= William Babthorpe =

16th-century English politician

Sir William Babthorpe (1489/1490–1555) was an English politician of Osgodby and Flotmanby, Yorkshire.

His family were noted Roman Catholics when this was disadvantageous. His descendants included William Banbthorpe (died 1581), Ralph Babthorpe, Grace Babthorpe (died 1635), and William Babthorpe (died 1635).

==Life==

William was the eldest son of William Babthorpe of Osgodby and educated in the law.

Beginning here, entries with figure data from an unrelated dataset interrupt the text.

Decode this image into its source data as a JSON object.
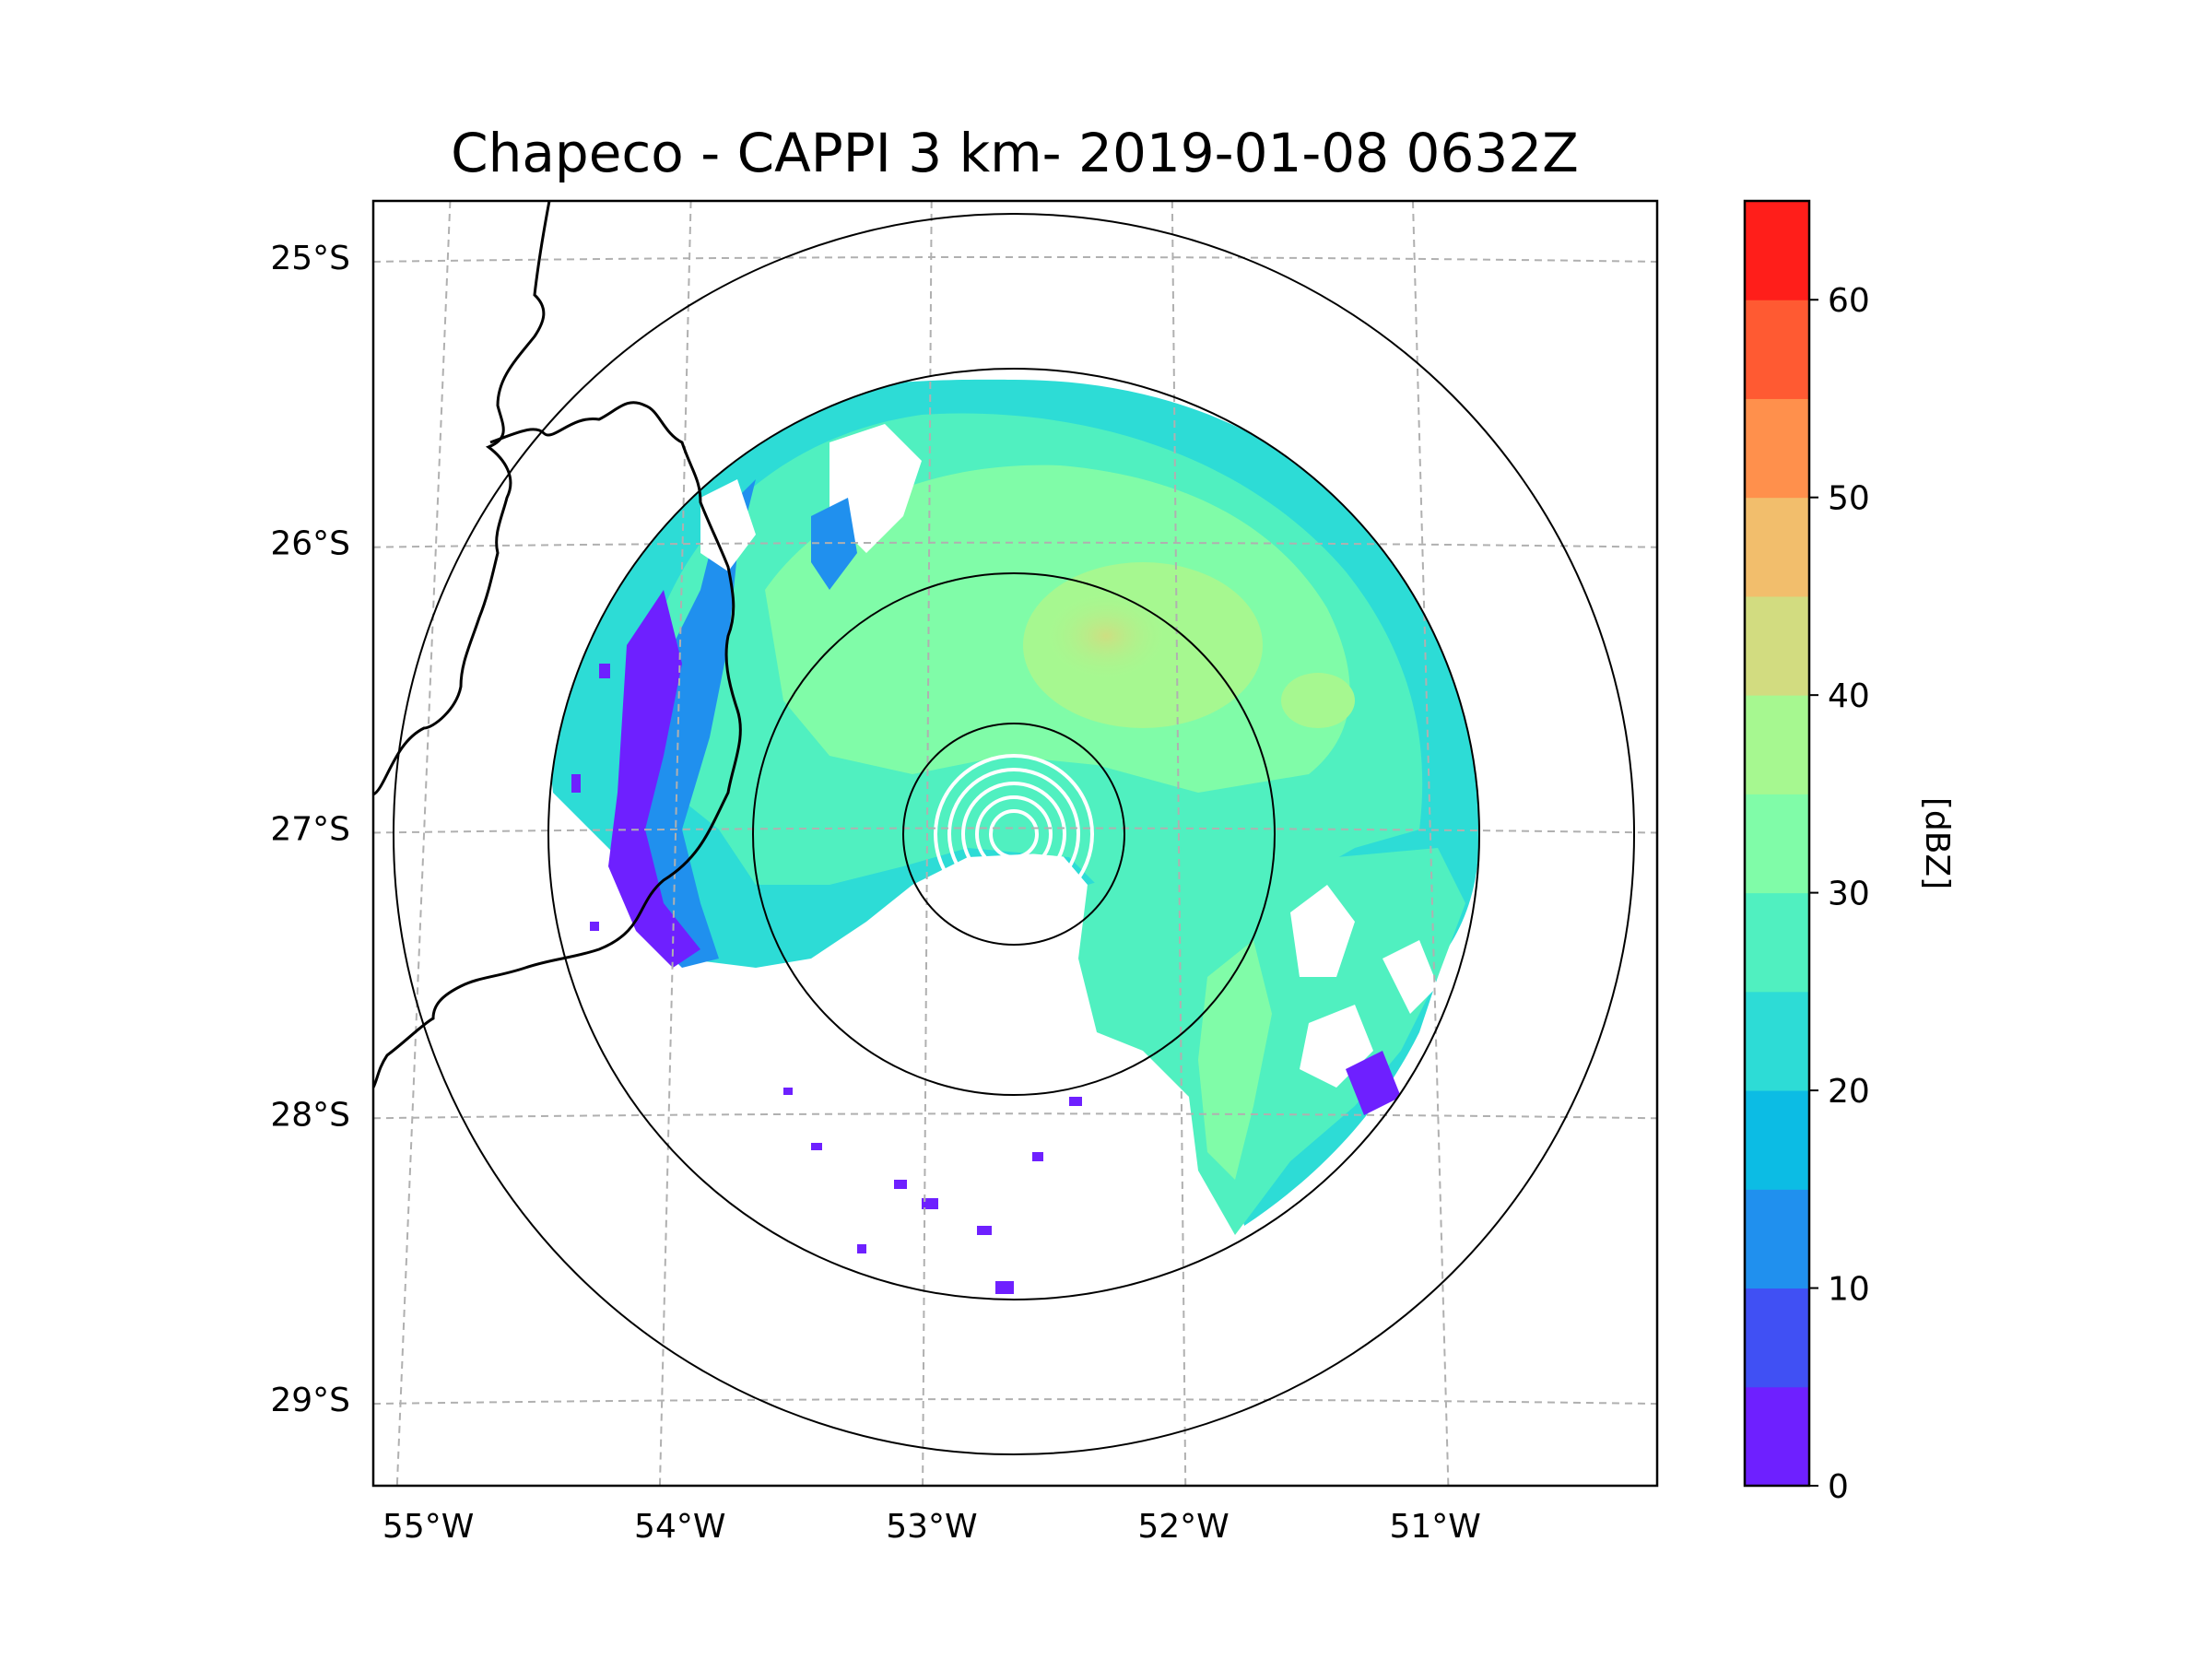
{
  "title": "Chapeco - CAPPI 3 km- 2019-01-08 0632Z",
  "map": {
    "lon_range": [
      -55.2,
      -50.1
    ],
    "lat_range": [
      -29.3,
      -24.8
    ],
    "radar_site": {
      "lon": -52.6,
      "lat": -27.0
    },
    "range_rings_km": [
      50,
      100,
      200,
      250
    ],
    "lat_ticks": [
      {
        "value": -25,
        "label": "25°S"
      },
      {
        "value": -26,
        "label": "26°S"
      },
      {
        "value": -27,
        "label": "27°S"
      },
      {
        "value": -28,
        "label": "28°S"
      },
      {
        "value": -29,
        "label": "29°S"
      }
    ],
    "lon_ticks": [
      {
        "value": -55,
        "label": "55°W"
      },
      {
        "value": -54,
        "label": "54°W"
      },
      {
        "value": -53,
        "label": "53°W"
      },
      {
        "value": -52,
        "label": "52°W"
      },
      {
        "value": -51,
        "label": "51°W"
      }
    ],
    "gridlines": true
  },
  "colorbar": {
    "label": "[dBZ]",
    "min": 0,
    "max": 65,
    "step": 5,
    "tick_labels": [
      "0",
      "10",
      "20",
      "30",
      "40",
      "50",
      "60"
    ],
    "colors": [
      "#6e20ff",
      "#4050f4",
      "#2090ee",
      "#0cbce4",
      "#2ddcd6",
      "#50f0c0",
      "#80fca8",
      "#a6f890",
      "#d2dc80",
      "#f2be6c",
      "#ff904c",
      "#ff5a32",
      "#ff1e1a"
    ]
  }
}
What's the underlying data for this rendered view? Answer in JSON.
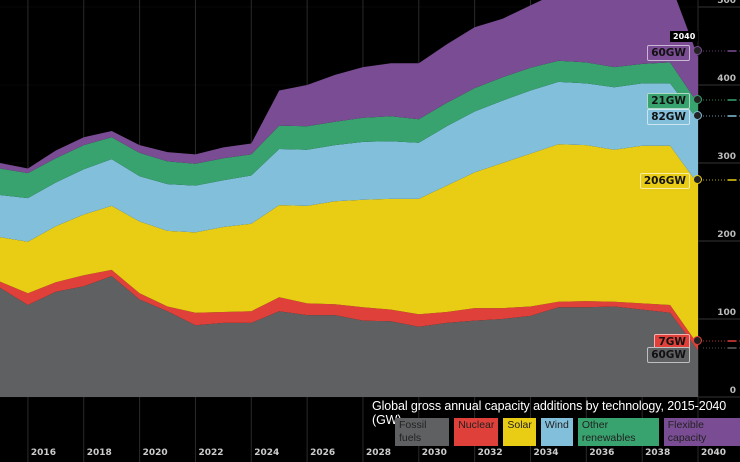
{
  "chart_data": {
    "type": "area",
    "stacked": true,
    "title": "Global gross annual capacity additions by technology, 2015-2040 (GW)",
    "xlabel": "",
    "ylabel": "",
    "x": [
      2015,
      2016,
      2017,
      2018,
      2019,
      2020,
      2021,
      2022,
      2023,
      2024,
      2025,
      2026,
      2027,
      2028,
      2029,
      2030,
      2031,
      2032,
      2033,
      2034,
      2035,
      2036,
      2037,
      2038,
      2039,
      2040
    ],
    "xticks": [
      "2016",
      "2018",
      "2020",
      "2022",
      "2024",
      "2026",
      "2028",
      "2030",
      "2032",
      "2034",
      "2036",
      "2038",
      "2040"
    ],
    "yticks": [
      "0",
      "100",
      "200",
      "300",
      "400",
      "500"
    ],
    "ylim": [
      0,
      500
    ],
    "grid": true,
    "legend_position": "bottom-right",
    "series": [
      {
        "name": "Fossil fuels",
        "color": "#5f6062",
        "values": [
          140,
          118,
          135,
          142,
          155,
          125,
          110,
          92,
          95,
          95,
          110,
          105,
          105,
          98,
          97,
          90,
          95,
          98,
          100,
          104,
          115,
          115,
          116,
          112,
          108,
          60
        ]
      },
      {
        "name": "Nuclear",
        "color": "#e0403a",
        "values": [
          8,
          15,
          12,
          14,
          8,
          8,
          6,
          16,
          14,
          15,
          18,
          15,
          14,
          17,
          15,
          16,
          14,
          16,
          14,
          12,
          7,
          8,
          6,
          8,
          10,
          7
        ]
      },
      {
        "name": "Solar",
        "color": "#e8cd14",
        "values": [
          57,
          66,
          72,
          78,
          82,
          92,
          97,
          103,
          109,
          112,
          118,
          125,
          132,
          138,
          142,
          148,
          162,
          174,
          186,
          196,
          202,
          200,
          195,
          202,
          204,
          206
        ]
      },
      {
        "name": "Wind",
        "color": "#82bfda",
        "values": [
          54,
          56,
          56,
          58,
          60,
          58,
          60,
          60,
          60,
          62,
          72,
          72,
          72,
          74,
          74,
          72,
          76,
          78,
          80,
          81,
          80,
          79,
          80,
          80,
          80,
          82
        ]
      },
      {
        "name": "Other renewables",
        "color": "#38a36e",
        "values": [
          34,
          32,
          31,
          31,
          28,
          30,
          29,
          28,
          28,
          27,
          30,
          30,
          30,
          31,
          32,
          30,
          30,
          30,
          30,
          29,
          27,
          27,
          26,
          25,
          27,
          21
        ]
      },
      {
        "name": "Flexible capacity",
        "color": "#7a4c94",
        "values": [
          7,
          6,
          10,
          10,
          8,
          10,
          12,
          12,
          14,
          14,
          45,
          53,
          60,
          65,
          68,
          72,
          75,
          78,
          75,
          80,
          88,
          95,
          92,
          95,
          102,
          60
        ]
      }
    ],
    "end_labels": [
      {
        "series": "Flexible capacity",
        "text": "60GW"
      },
      {
        "series": "Other renewables",
        "text": "21GW"
      },
      {
        "series": "Wind",
        "text": "82GW"
      },
      {
        "series": "Solar",
        "text": "206GW"
      },
      {
        "series": "Nuclear",
        "text": "7GW"
      },
      {
        "series": "Fossil fuels",
        "text": "60GW"
      }
    ],
    "end_year_label": "2040"
  }
}
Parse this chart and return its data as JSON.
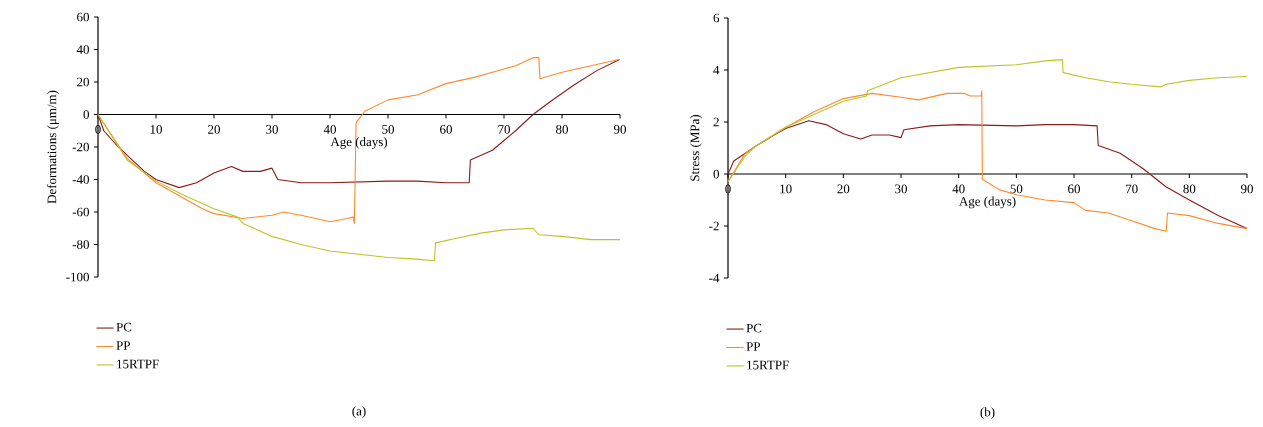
{
  "chart_data": [
    {
      "type": "line",
      "xlabel": "Age (days)",
      "ylabel": "Deformations (μm/m)",
      "annotations": [
        "(a)"
      ],
      "xlim": [
        0,
        90
      ],
      "ylim": [
        -100,
        60
      ],
      "xticks": [
        0,
        10,
        20,
        30,
        40,
        50,
        60,
        70,
        80,
        90
      ],
      "yticks": [
        -100,
        -80,
        -60,
        -40,
        -20,
        0,
        20,
        40,
        60
      ],
      "legend": "bottom left",
      "grid": false,
      "series": [
        {
          "name": "PC",
          "color": "#8b1a1a",
          "x": [
            0,
            1,
            3,
            5,
            8,
            10,
            14,
            17,
            20,
            23,
            25,
            28,
            30,
            31,
            35,
            40,
            50,
            55,
            60,
            64,
            64.2,
            68,
            72,
            75,
            78,
            82,
            86,
            90
          ],
          "values": [
            0,
            -10,
            -18,
            -25,
            -35,
            -40,
            -45,
            -42,
            -36,
            -32,
            -35,
            -35,
            -33,
            -40,
            -42,
            -42,
            -41,
            -41,
            -42,
            -42,
            -28,
            -22,
            -10,
            0,
            8,
            18,
            27,
            34
          ]
        },
        {
          "name": "PP",
          "color": "#ff8a2a",
          "x": [
            0,
            5,
            10,
            15,
            18,
            20,
            25,
            30,
            32,
            35,
            40,
            43,
            44,
            44.2,
            44.5,
            46,
            50,
            55,
            60,
            65,
            68,
            72,
            75,
            76,
            76.2,
            80,
            85,
            90
          ],
          "values": [
            0,
            -27,
            -42,
            -52,
            -58,
            -61,
            -64,
            -62,
            -60,
            -62,
            -66,
            -64,
            -63,
            -67,
            -5,
            2,
            9,
            12,
            19,
            23,
            26,
            30,
            35,
            35,
            22,
            26,
            30,
            34
          ]
        },
        {
          "name": "15RTPF",
          "color": "#bcc42a",
          "x": [
            0,
            5,
            10,
            15,
            20,
            24,
            25,
            30,
            35,
            40,
            45,
            50,
            55,
            58,
            58.2,
            62,
            66,
            70,
            75,
            76,
            80,
            85,
            90
          ],
          "values": [
            0,
            -28,
            -41,
            -50,
            -58,
            -63,
            -67,
            -75,
            -80,
            -84,
            -86,
            -88,
            -89,
            -90,
            -79,
            -76,
            -73,
            -71,
            -70,
            -74,
            -75,
            -77,
            -77
          ]
        }
      ]
    },
    {
      "type": "line",
      "xlabel": "Age (days)",
      "ylabel": "Stress (MPa)",
      "annotations": [
        "(b)"
      ],
      "xlim": [
        0,
        90
      ],
      "ylim": [
        -4,
        6
      ],
      "xticks": [
        0,
        10,
        20,
        30,
        40,
        50,
        60,
        70,
        80,
        90
      ],
      "yticks": [
        -4,
        -2,
        0,
        2,
        4,
        6
      ],
      "legend": "bottom left",
      "grid": false,
      "series": [
        {
          "name": "PC",
          "color": "#8b1a1a",
          "x": [
            0,
            1,
            3,
            5,
            8,
            10,
            14,
            17,
            20,
            23,
            25,
            28,
            30,
            30.5,
            35,
            40,
            50,
            55,
            60,
            64,
            64.2,
            68,
            72,
            76,
            80,
            85,
            90
          ],
          "values": [
            0,
            0.5,
            0.8,
            1.1,
            1.5,
            1.75,
            2.05,
            1.9,
            1.55,
            1.35,
            1.5,
            1.5,
            1.4,
            1.7,
            1.85,
            1.9,
            1.85,
            1.9,
            1.9,
            1.85,
            1.1,
            0.8,
            0.2,
            -0.5,
            -1.0,
            -1.6,
            -2.1
          ]
        },
        {
          "name": "PP",
          "color": "#ff8a2a",
          "x": [
            0,
            3,
            5,
            10,
            15,
            20,
            25,
            30,
            33,
            38,
            41,
            42,
            43.9,
            44,
            44.1,
            47,
            50,
            55,
            60,
            62,
            66,
            70,
            74,
            76,
            76.2,
            80,
            85,
            90
          ],
          "values": [
            -0.3,
            0.8,
            1.1,
            1.8,
            2.4,
            2.9,
            3.1,
            2.95,
            2.85,
            3.1,
            3.1,
            3.0,
            3.0,
            3.2,
            -0.2,
            -0.6,
            -0.8,
            -1.0,
            -1.1,
            -1.4,
            -1.5,
            -1.8,
            -2.1,
            -2.2,
            -1.5,
            -1.6,
            -1.9,
            -2.1
          ]
        },
        {
          "name": "15RTPF",
          "color": "#bcc42a",
          "x": [
            0,
            3,
            5,
            10,
            15,
            20,
            24,
            24.2,
            30,
            40,
            50,
            55,
            58,
            58.1,
            62,
            66,
            70,
            75,
            76,
            80,
            85,
            90
          ],
          "values": [
            -0.3,
            0.7,
            1.1,
            1.8,
            2.3,
            2.8,
            3.0,
            3.2,
            3.7,
            4.1,
            4.2,
            4.35,
            4.4,
            3.9,
            3.7,
            3.55,
            3.45,
            3.35,
            3.45,
            3.6,
            3.7,
            3.75
          ]
        }
      ]
    }
  ]
}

He held a number of public offices, including membership of the Council of the North from 1536 to his death and the Constableship of Wressle Castle (1513) and was knighted in 1547. He also served as the Custos Rotulorum of the East Riding of Yorkshire from c. 1547 to his death. He was a Member of Parliament (MP) for Yorkshire in 1547 and April 1554.

He died 27 February 1555. He had married Agnes, the daughter of Brian Palmes of Naburn, Yorkshire and had two sons and two daughters. William Babthorpe (died 1581), the eldest succeeded. His heir was Ralph Babthorpe who married Grace Babthorpe (born Bernand). Grace was an enthusiastic Roman Catholic and she had her children baptized in that religion, employing an unlicensed Catholic tutor for her children.